Stereotypical DND can be really dry and repetitive. You go to various locations, collect quests and plot hooks, descend into dangerous areas fraught with enemies and loot, get in a lot of combat encounters, and come back victorious and leveled up. It gets old. You can somewhat alleviate this by making the episodes believably feed into a grand story, but that’s often not enough. If you read enough about acting, creative writing, or game design—and you should read up on all three to be a better DM or player—you’ll learn that the greatest narrative lubricants to engage someone are spectacle (also known as crunch, presence, or payoff) and mystery (also known as subtext, depth, or setup). As a DM there are a ton of arts-and-crafts ways to dip into these twin wells of psychological manipulation.
Spectacle:
- Thematic Music
- Illustrations. I had my wife draw the party members once.

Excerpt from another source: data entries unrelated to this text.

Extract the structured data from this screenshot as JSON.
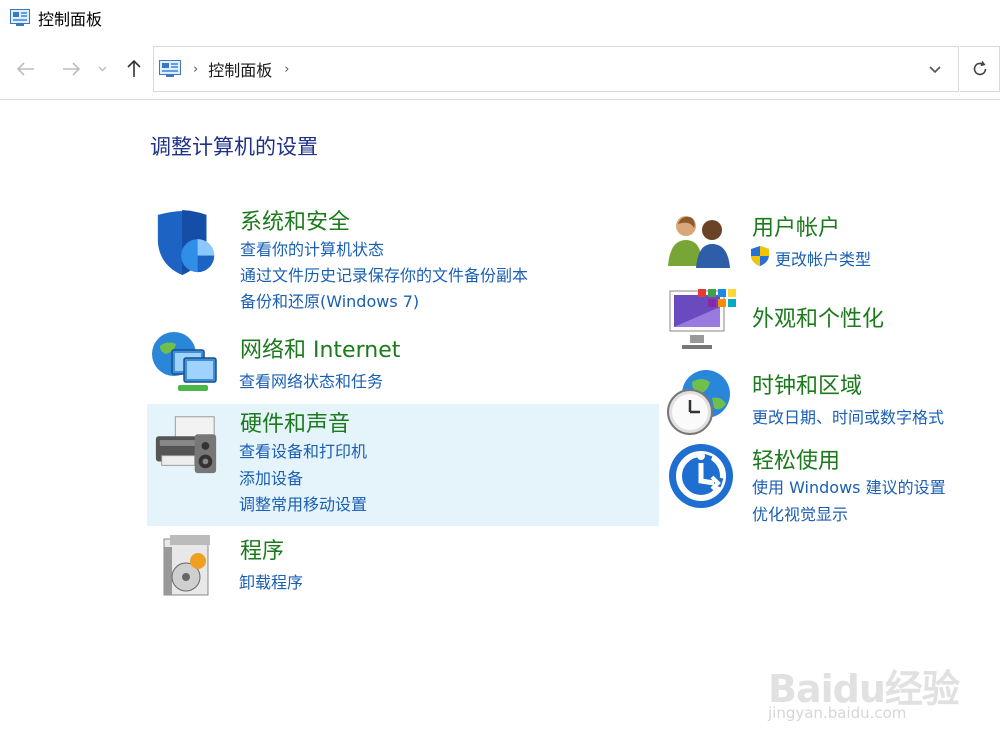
{
  "window": {
    "title": "控制面板"
  },
  "nav": {
    "back_icon": "arrow-left-icon",
    "forward_icon": "arrow-right-icon",
    "up_icon": "arrow-up-icon"
  },
  "address": {
    "crumb": "控制面板"
  },
  "page_title": "调整计算机的设置",
  "categories": {
    "system_security": {
      "heading": "系统和安全",
      "links": [
        "查看你的计算机状态",
        "通过文件历史记录保存你的文件备份副本",
        "备份和还原(Windows 7)"
      ]
    },
    "network": {
      "heading": "网络和 Internet",
      "links": [
        "查看网络状态和任务"
      ]
    },
    "hardware": {
      "heading": "硬件和声音",
      "links": [
        "查看设备和打印机",
        "添加设备",
        "调整常用移动设置"
      ]
    },
    "programs": {
      "heading": "程序",
      "links": [
        "卸载程序"
      ]
    },
    "user_accounts": {
      "heading": "用户帐户",
      "links": [
        "更改帐户类型"
      ]
    },
    "appearance": {
      "heading": "外观和个性化",
      "links": []
    },
    "clock_region": {
      "heading": "时钟和区域",
      "links": [
        "更改日期、时间或数字格式"
      ]
    },
    "ease_of_access": {
      "heading": "轻松使用",
      "links": [
        "使用 Windows 建议的设置",
        "优化视觉显示"
      ]
    }
  },
  "watermark": {
    "brand": "Baidu经验",
    "url": "jingyan.baidu.com"
  },
  "colors": {
    "heading": "#1b7a1b",
    "link": "#1a5fb4",
    "title": "#1e3287",
    "hover": "#e5f3fb"
  }
}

- Cool things to put on the table like maps and miniatures
- Costumes and props. Don’t go too crazy with these, their effort to payoff ratio is thin.

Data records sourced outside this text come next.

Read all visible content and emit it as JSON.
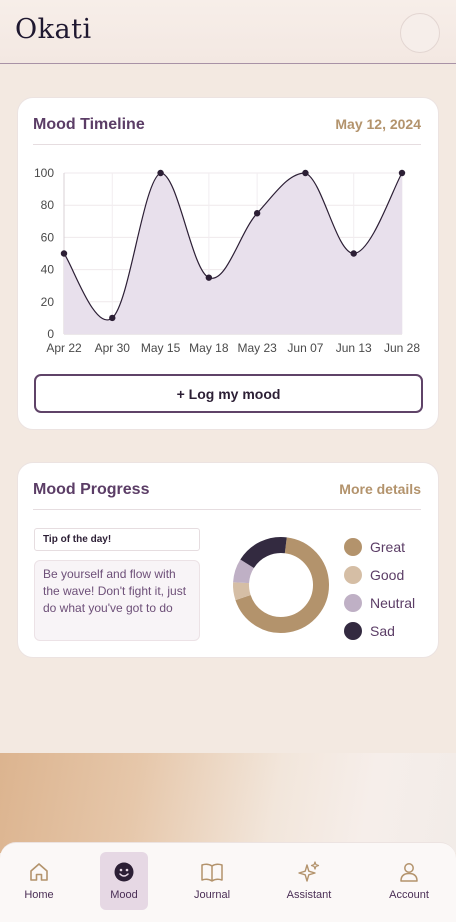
{
  "app": {
    "logo": "Okati"
  },
  "timeline": {
    "title": "Mood Timeline",
    "date": "May 12, 2024",
    "button_label": "+ Log my mood"
  },
  "progress": {
    "title": "Mood Progress",
    "link": "More details",
    "tip_label": "Tip of the day!",
    "tip_text": "Be yourself and flow with the wave! Don't fight it, just do what you've got to do",
    "legend": [
      {
        "label": "Great",
        "color": "#b3936c"
      },
      {
        "label": "Good",
        "color": "#d5bea5"
      },
      {
        "label": "Neutral",
        "color": "#bfb0c5"
      },
      {
        "label": "Sad",
        "color": "#332a40"
      }
    ]
  },
  "chart_data": [
    {
      "type": "area",
      "title": "",
      "xlabel": "",
      "ylabel": "",
      "categories": [
        "Apr 22",
        "Apr 30",
        "May 15",
        "May 18",
        "May 23",
        "Jun 07",
        "Jun 13",
        "Jun 28"
      ],
      "series": [
        {
          "values": [
            50,
            10,
            100,
            35,
            75,
            100,
            50,
            100
          ]
        }
      ],
      "ylim": [
        0,
        100
      ],
      "yticks": [
        0,
        20,
        40,
        60,
        80,
        100
      ],
      "grid": true,
      "line_color": "#2c1f35",
      "fill_color": "#e8e0ec"
    },
    {
      "type": "pie",
      "labels": [
        "Great",
        "Good",
        "Neutral",
        "Sad"
      ],
      "values": [
        68,
        6,
        8,
        18
      ],
      "colors": [
        "#b3936c",
        "#d5bea5",
        "#bfb0c5",
        "#332a40"
      ]
    }
  ],
  "nav": {
    "items": [
      {
        "label": "Home",
        "icon": "home-icon",
        "active": false
      },
      {
        "label": "Mood",
        "icon": "smile-icon",
        "active": true
      },
      {
        "label": "Journal",
        "icon": "book-icon",
        "active": false
      },
      {
        "label": "Assistant",
        "icon": "sparkle-icon",
        "active": false
      },
      {
        "label": "Account",
        "icon": "user-icon",
        "active": false
      }
    ]
  }
}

- Physical minigames or puzzles
- Handmade cards or tokens to represent game concepts. I think ruleplayers would go crazy for a DND variant where all of the loot and weapons were represented with MtG style cards.
Mystery:
- Visibly taking players aside or whispering to them or passing notes
- Discussing character motivations and narrative arcs separately before sessions so they can react to situations in surprising and narratively satisfying ways
- “Accidentally” letting slip half of a secret
- Hiding your rolls and calculations behind a DM screen
- Secretly giving players abilities or items that they can reveal to the rest of the party at a time that feels right.
- Giving somebody a scrambled or encoded message and drip-feeding them clues or information to decode it
Just phoning it in is eventually going to lose your party. A little bit of effort goes a long way to keep things fresh and exciting. I found my favorite trick was to hand everybody a note (written in a literary prose voice, like a paragraph from a novel) at the beginning of most sessions that told them something that had happened “off camera”, and possibly some editorializing about their character’s state of mind and goals. It helped gently guide their actions during the session and left them wondering about the others’ secrets. Your mileage may vary with this though, you need players that would appreciate that small erosion of agency instead of bristle at it.
As a player, there are also ways you can utilize spectacle and mystery. I won’t do another long numbered list, but it’s a lot of the same stuff: bringing visual aids, secretly scheming with other players or the DM, surprising heel-turns and heroic sacrifices. As long as you put in some effort to set up the dramatic moment for your character, it will be exciting and satisfying for all.
Roleplaying is a fun social puzzle: how do I craft an engaging story, while collaboratively leaving room for others to do the same? How do I convince respectable adults to play make-believe together? I think there are some deep and meaningful reasons behind why TTRPGs classically operate with larger groups rather than 1 on 1. There’s something divine about a shared experience and playing off of one another. It can truly be some of the most fun and satisfaction any hobby can give you.
It can also frequently be frustrating, boring, uncomfortable, exhausting, and confusing. But it doesn’t need to be. All it requires is some planning and some realtime adaptation, and everyone can experience a level of narrative freedom and immersive interactivity that is unprecedented.